In a routine intraoperative rapid diagnosis, frozen sections of the clinical specimens are prepared. To make ready for such histologically detectable sections, usually it takes 30-60 minutes. Additionally, experienced pathologists are always asked to precisely diagnose with the frozen sections to evade misdiagnoses following outbreak of degeneration of the materials due to inadequate treatments during intricate preparation process.
In PDHD, only the detection of red fluorescence enables us to find out cancer lesions. We consider histo-pathological experiences are not always necessary for diagnoses with the PDHD manner.
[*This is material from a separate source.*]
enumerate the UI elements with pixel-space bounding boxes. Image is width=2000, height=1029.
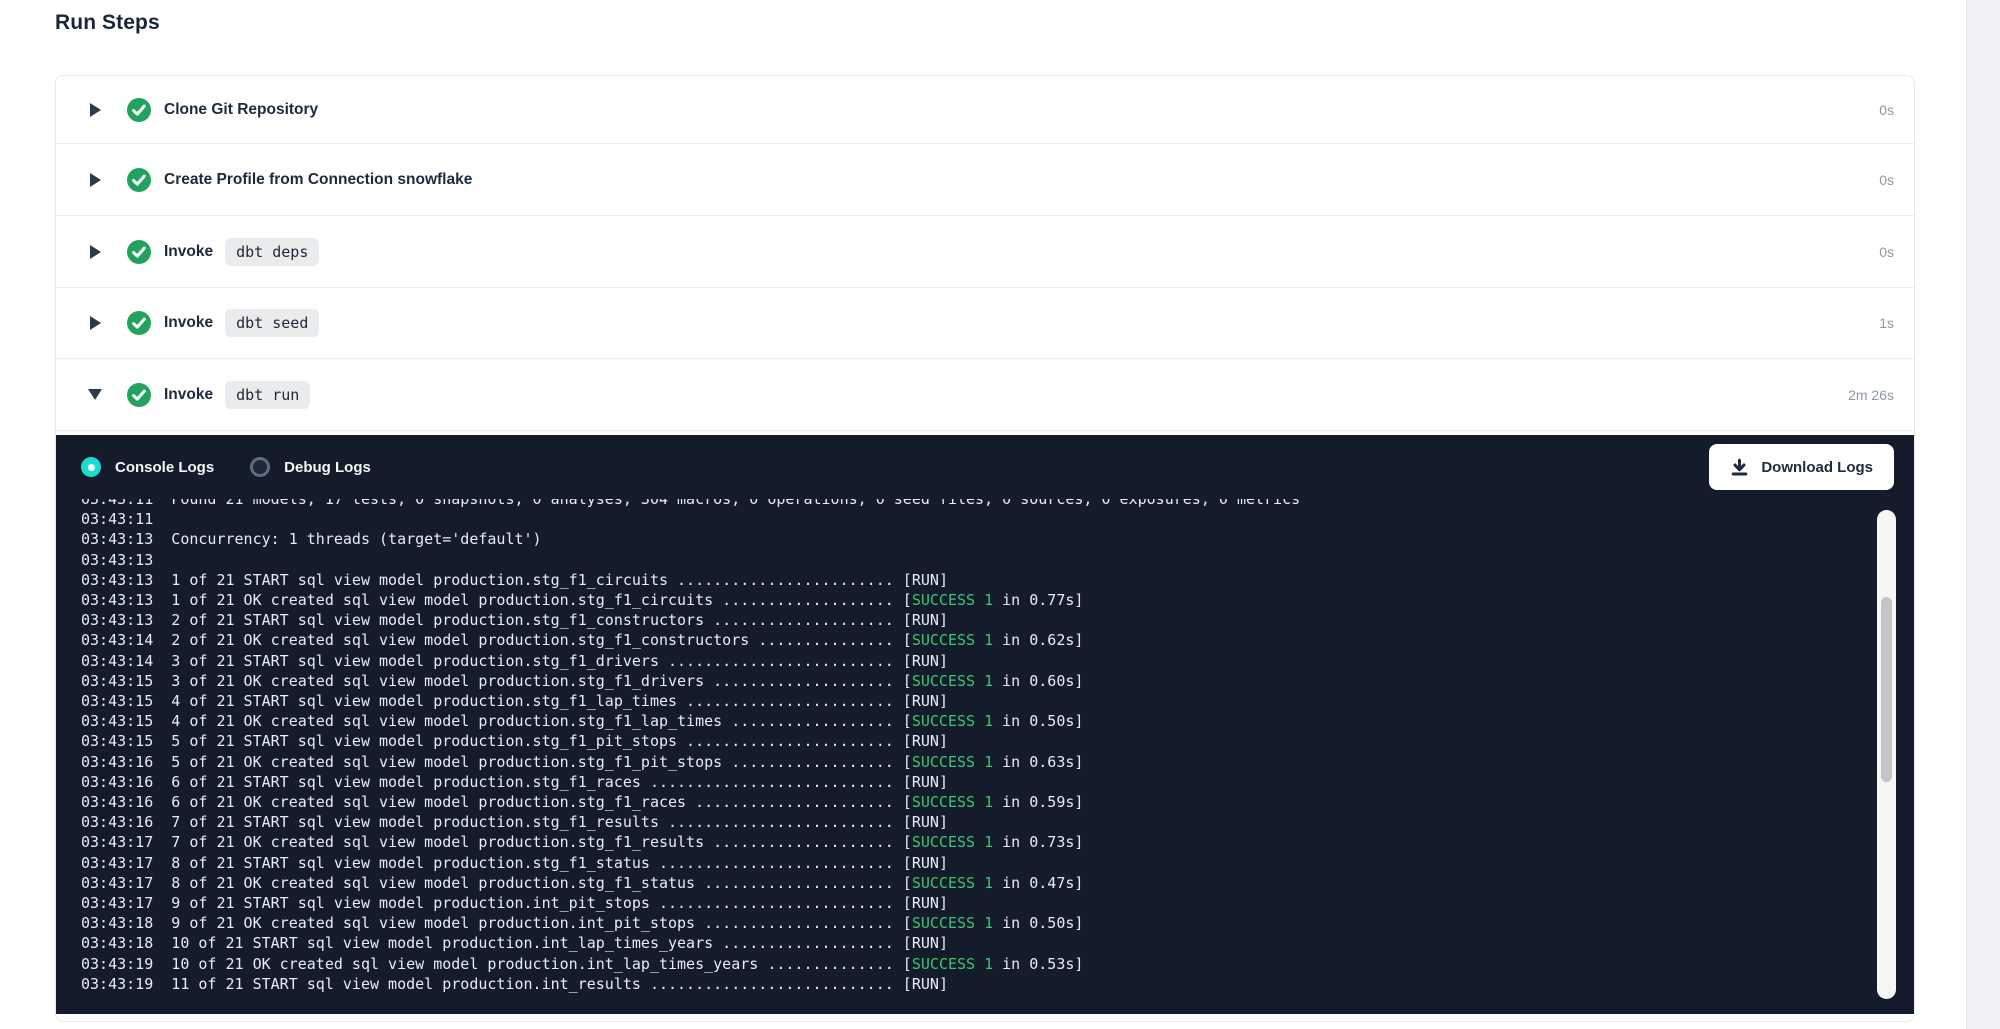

We could practically detect a bile tract cancer with this method. In this case, the precipitate harvested from less than 10 mL of bile obtained via a PTCD tube was treated with 3 mL of 1% ALA-RPMI mixed solution for 30 min, according to our routine method. Such treated material was centrifuged to prepare a smear sample, which was microscopically observed under the blue light. We could find a reddish-pink fluorescence in such treated section and preoperatively enabled to diagnose as bile tract cancer . The section was also treated in Papanicolaou stain which was found to be a cancer. By the routine cytological examination, this case had been diagnosed as an inflammation at the bile tract with atypically degenerated cells. No further pathological findings were indicated with the routine smear sections.
The procedures conducted in this case may be called as a photodynamic cytodiagnosis (PDCD). The PDCD is also promising for rapid diagnosis of cancer in the ascites and /or pleural effusion. Both PDHD and PDCD warrant using ALA and RPMI-medium solutions further studies in clinical rapid diagnoses.